И тут все дети и жена старого Алихана начали хохотать. Им показалось смешным, что она так сказала. И Сонькина мать, хотя и вполне справедливо считалась глупой женщиной, подозрительно посмотрела на Соньку. Сонька, не выдержав ее взгляда, опустила глаза. Потом она так же посмотрела на Чика, но Чик проявил силу воли и не дал сбить своего взгляда. Но она все равно догадалась. Очень уж ехидно хохотала жена старого Алихана.
– Моя перепелка! – крикнула она истошным голосом и, набросившись на Белочку, вырвала у нее изо рта перепелку.
Она подняла ужасный шум и, держа в вытянутой руке перепелку, обращалась к тетушке Чика. Тетушка в это время сидела на веранде второго этажа на своем обычном месте. Она попивала чай и, покуривая, следила за жизнью двора. Сонькина мать кричала, протягивая в сторону тетушки перепелку, словно предлагая ее немедленно обменять на более свежую.
– Ваша Белка мне всю перепелку исслюнявила, – кричала она. – Это все Чик! Ваша Белка мне всю перепелку исслюнявила! Зачем мне такая перепелка!

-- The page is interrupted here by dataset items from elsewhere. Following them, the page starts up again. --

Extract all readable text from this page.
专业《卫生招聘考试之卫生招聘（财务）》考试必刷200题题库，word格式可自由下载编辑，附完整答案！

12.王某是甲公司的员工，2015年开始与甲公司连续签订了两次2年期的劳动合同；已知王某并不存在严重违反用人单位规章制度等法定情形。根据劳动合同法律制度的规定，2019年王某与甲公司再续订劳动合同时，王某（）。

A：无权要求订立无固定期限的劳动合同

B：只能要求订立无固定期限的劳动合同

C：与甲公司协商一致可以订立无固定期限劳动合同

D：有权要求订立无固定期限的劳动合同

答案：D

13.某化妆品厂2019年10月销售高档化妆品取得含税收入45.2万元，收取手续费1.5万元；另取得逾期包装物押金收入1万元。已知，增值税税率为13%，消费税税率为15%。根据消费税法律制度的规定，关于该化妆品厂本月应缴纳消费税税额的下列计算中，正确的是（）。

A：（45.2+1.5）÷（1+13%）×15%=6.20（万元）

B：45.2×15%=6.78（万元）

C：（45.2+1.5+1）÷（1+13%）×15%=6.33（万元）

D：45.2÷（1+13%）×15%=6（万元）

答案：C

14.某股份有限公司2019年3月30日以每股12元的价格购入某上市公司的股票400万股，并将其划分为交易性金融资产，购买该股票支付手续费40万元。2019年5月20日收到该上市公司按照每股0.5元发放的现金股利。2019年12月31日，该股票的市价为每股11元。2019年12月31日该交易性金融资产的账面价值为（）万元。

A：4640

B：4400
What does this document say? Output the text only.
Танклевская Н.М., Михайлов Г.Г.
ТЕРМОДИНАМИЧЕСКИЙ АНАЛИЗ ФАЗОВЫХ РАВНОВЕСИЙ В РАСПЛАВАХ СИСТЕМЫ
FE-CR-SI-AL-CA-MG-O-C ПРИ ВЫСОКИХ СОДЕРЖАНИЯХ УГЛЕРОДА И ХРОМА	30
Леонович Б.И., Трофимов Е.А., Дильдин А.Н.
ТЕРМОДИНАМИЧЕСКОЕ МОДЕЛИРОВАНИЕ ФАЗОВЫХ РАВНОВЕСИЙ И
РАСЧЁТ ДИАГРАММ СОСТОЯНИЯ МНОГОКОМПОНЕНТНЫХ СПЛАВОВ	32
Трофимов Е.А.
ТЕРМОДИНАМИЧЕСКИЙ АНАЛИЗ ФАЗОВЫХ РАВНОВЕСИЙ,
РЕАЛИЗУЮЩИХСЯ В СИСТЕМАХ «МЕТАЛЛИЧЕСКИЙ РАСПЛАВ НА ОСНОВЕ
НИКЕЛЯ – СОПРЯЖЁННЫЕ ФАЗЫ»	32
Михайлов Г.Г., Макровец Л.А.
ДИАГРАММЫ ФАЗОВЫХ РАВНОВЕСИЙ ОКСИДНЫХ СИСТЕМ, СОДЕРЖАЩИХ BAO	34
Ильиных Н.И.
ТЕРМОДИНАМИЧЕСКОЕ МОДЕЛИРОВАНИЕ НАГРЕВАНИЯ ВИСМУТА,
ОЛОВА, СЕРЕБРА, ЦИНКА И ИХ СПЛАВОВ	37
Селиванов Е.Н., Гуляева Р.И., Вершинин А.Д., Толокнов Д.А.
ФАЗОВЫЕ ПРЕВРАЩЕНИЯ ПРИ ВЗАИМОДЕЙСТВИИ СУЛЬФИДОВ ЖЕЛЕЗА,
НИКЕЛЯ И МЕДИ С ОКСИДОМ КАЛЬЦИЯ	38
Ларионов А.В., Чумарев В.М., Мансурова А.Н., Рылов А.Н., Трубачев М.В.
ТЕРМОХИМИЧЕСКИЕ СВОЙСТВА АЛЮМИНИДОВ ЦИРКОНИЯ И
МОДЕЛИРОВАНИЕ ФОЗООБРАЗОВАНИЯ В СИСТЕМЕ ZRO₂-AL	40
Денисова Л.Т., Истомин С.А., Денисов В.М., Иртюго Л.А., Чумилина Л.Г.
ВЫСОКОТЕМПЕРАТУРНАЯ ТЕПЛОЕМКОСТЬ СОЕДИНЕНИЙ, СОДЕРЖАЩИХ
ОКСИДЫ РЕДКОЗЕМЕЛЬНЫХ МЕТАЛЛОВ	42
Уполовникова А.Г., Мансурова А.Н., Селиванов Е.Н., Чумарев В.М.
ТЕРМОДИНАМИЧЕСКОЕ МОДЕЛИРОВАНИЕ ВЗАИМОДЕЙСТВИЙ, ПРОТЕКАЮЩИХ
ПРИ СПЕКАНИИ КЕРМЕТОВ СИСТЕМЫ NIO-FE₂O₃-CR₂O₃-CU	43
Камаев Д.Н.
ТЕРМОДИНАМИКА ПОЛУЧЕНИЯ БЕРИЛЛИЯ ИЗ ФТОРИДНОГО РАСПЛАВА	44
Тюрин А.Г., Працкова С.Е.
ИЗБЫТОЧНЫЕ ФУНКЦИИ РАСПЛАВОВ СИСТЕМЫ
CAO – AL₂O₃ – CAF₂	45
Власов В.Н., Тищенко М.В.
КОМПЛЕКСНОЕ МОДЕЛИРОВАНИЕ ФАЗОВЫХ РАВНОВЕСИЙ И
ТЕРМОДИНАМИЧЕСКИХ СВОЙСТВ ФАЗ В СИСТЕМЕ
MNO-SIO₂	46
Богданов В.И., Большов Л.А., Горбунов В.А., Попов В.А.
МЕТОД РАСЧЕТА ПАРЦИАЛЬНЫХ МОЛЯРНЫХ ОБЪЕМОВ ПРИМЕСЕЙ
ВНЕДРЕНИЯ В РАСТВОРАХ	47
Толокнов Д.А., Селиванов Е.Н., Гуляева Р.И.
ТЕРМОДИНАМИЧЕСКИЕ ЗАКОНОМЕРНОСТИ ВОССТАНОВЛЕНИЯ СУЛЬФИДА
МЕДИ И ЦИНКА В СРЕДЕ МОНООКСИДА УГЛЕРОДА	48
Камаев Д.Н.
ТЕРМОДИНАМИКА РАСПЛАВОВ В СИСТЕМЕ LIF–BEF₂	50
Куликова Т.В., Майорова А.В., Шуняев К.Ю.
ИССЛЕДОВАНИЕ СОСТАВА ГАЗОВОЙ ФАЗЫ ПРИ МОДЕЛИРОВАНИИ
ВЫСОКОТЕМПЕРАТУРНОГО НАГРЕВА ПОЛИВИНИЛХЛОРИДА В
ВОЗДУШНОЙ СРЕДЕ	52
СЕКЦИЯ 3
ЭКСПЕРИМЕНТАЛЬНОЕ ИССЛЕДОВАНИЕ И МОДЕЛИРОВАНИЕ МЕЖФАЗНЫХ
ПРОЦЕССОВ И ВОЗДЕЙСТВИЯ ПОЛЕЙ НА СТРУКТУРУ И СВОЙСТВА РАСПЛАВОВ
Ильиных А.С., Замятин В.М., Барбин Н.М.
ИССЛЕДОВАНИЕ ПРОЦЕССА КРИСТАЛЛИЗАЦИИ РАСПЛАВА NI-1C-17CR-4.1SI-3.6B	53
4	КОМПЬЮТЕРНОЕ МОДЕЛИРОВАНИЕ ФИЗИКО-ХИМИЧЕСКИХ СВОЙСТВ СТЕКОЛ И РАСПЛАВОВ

Тетушка спокойно дождалась паузы в ее криках, отхлебнула чай, затянулась папиросой и, выпуская дым, громко сказала:
– А ты, эфиопка, думаешь, охотничьи собаки в перчатках приносят перепелок?
Хорошо ей тогда тетушка сказала. Белочка не только исслюнявила перепелку, она ее слегка пожевала зубами и вымазала в пыли. Но ведь Чик собирался после натаски хорошенько вымыть перепелку под краном и высушить на солнце. Никто не ожидал, что Сонькина мать так рано вернется домой. Несмотря на это препятствие, Чик считал, что Белка достаточно хорошо натренировалась.
Чик с Белочкой вышли на улицу. Чик всем телом чувствовал бодрую свежесть сентябрьского утра. На востоке, прямо над Чернявской горой, золотилось облачко, радуясь, что оно раньше всех поймало солнечные лучи.
Чику надо было идти в противоположную сторону. Он знал, что там, где кончается город, но еще не начинается деревня, есть огромная поляна, выходящая к морскому берегу. Он слышал, что там городские охотники охотятся на перепелок и диких голубей.
Не успел Чик дойти до конца своего квартала, как его обогнал фаэтон. Лошадки, выбивая из немощеной улицы легкую пыль, шли ровной рысцой. Кузов фаэтона мерно покачивался. Было бы величайшей глупостью не воспользоваться попутным транспортом. Чик быстро догнал фаэтон и уцепился за его задок.
Фаэтон проехал мимо греческой церкви и мимо школы, где учился Чик. Ему вдруг пришло в голову, что было бы смешно, если бы директор школы, Акакий Македонович, побежал за фаэтоном, чтобы выяснить, это Чик бесплатно катается или он обознался. И было бы еще смешней, если бы при этом Белочка, не зная, что Акакий Македонович директор школы, стала бы яростным лаем отгонять его от Чика.
Но, конечно, ничего такого не могло случиться, потому что день был воскресный и в школе никого не было. Почему-то Чику всегда было грустно за школу, когда она стояла вот такая пустая-пустая. Без звонка и без детей. Сам-то Чик очень любил выходные дни и каникулы, но ему было грустно смотреть на пустую школу. Ему казалось, что она скучает без детей. Тем более что его школа и раньше, до революции, была гимназией и за всю свою долгую жизнь здорово привязалась к детям. Чик почему-то это чувствовал.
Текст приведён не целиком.